Does your car go “poof” when the odometer rolls over?

No?

Same deal with the net effect of the Mayan calendar.

But that won’t stop the party — electro-raves among the Guatemalan pyramids, beer fests in Buckhead, and seekers of harmonic convergence worldwide — as participants gather to bid farewell, or simply raise a toast.

The End of the World soirees in Atlanta will run the gamut:

  • The courtyard at the East Andrews entertainment district will be transformed into a "Mayan Temple" complete with "sexy priestess" for radio station Q100's "End of the World" party there.
  • Revelers at the Terminal West in the King Plow Arts Center will adopt a more trendy "zombie apocalypse" theme, including the appearance of a zombie Santa Claus.
  • "Evolve Atlanta: Birth 2012 and Beyond" takes a sober approach, drawing visitors to the Unitarian Universalist Congregationto to meditate on "a world that works for everyone."

The Mayan calendar is to blame for this spate of end-times chatter, though the Mayans themselves were rather sanguine and not given to doomsday predictions, said Mark Van Stone.

Van Stone, author of “2012: Science & Prophecy of the Ancient Maya,” said “the apocalyptic part of the Mayan myth comes entirely from modern speculation.”

That modern tendency seized on the Mayan’s estimate that the previous world ended after 13 “b’ak’tuns” (or about 5,125 years).
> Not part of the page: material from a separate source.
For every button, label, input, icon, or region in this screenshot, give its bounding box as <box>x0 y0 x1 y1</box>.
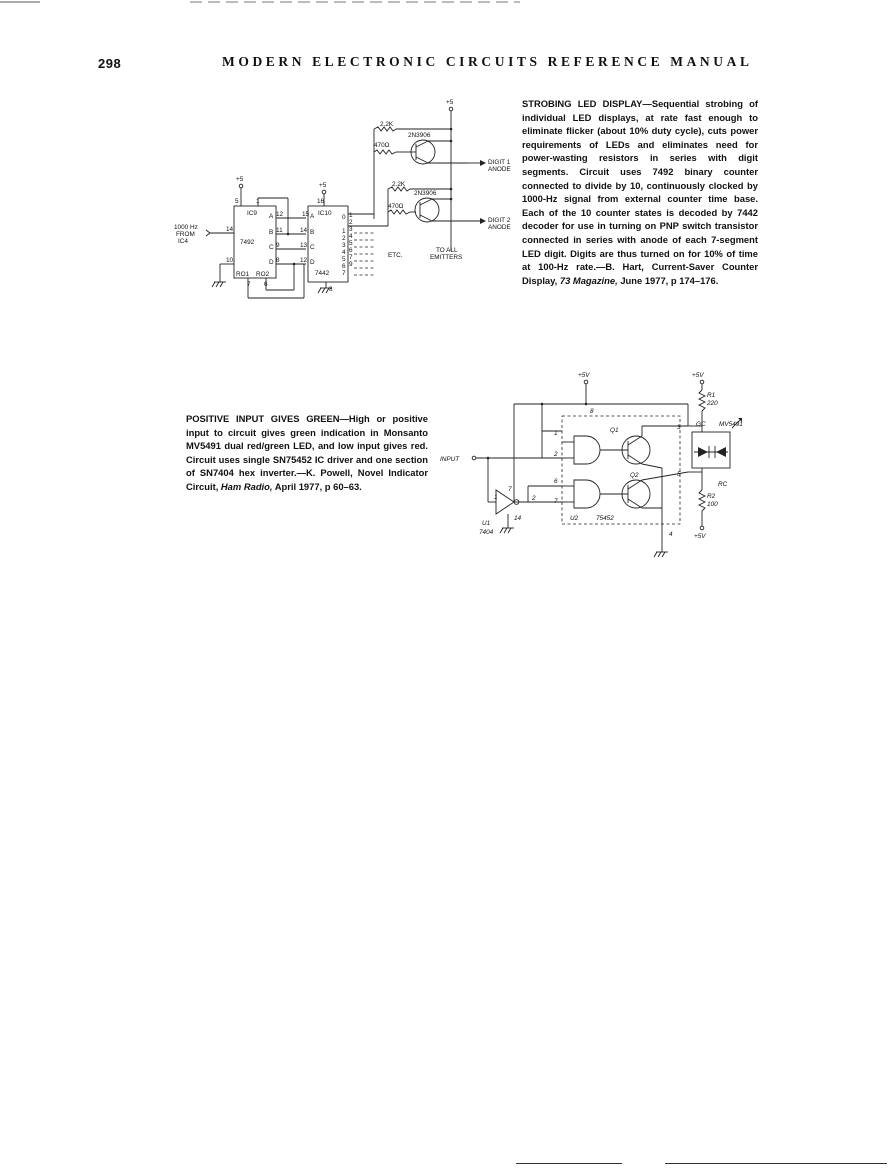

The 13 b’ak’tuns of the current world will end on 12/21/2012.

Americans seized on the significance of the date because “We live in an apocalyptic society,” said Van Stone. “The pilgrim fathers were religious fanatics whom England wouldn’t tolerate. We have this apocalypticism in our blood.”

Not everyone is pleased with the hoopla.

Guatemala’s Mayan population has expressed official disgust with the government’s plan for events to draw 90,000 partiers to Guatemala City, calling it “folklore for profit.”

Others are approaching the date with a wink and a grin. Terminal West is hosting two parties, Friday and Saturday. The second will be the “Hey, we’re not dead party,” said Carter King, whose band, Futurebirds, will perform both nights.

The only death threatened at the Fernbank Science Center’s Friday night presentation of “Mayan Prophecies” is a tasty serving of Death by Chocolate.

Presentations at the Fernbank planetarium and others will probably address secondary rumors that the planets are going to align on Dec. 21, which will cause cataclysmic results.

However, no planets are lining up said David Dundee, astronomer at the Tellus Science Musuem in Cartersville, and even if they did, the effect on the earth would be negligible, because of the immense distances and the tiny masses involved. (You know, the old inverse-square law: Gravitational attraction is inversely proportional to the square of the distance between objects, in case you forgot.)

“They could line up in straight lines or spell out letters and it doesn’t matter,” said Dundee.

On the other hand, “anything is a good excuse for a party,” said Dundee, “and no party is complete without your neighborhood astronomer.”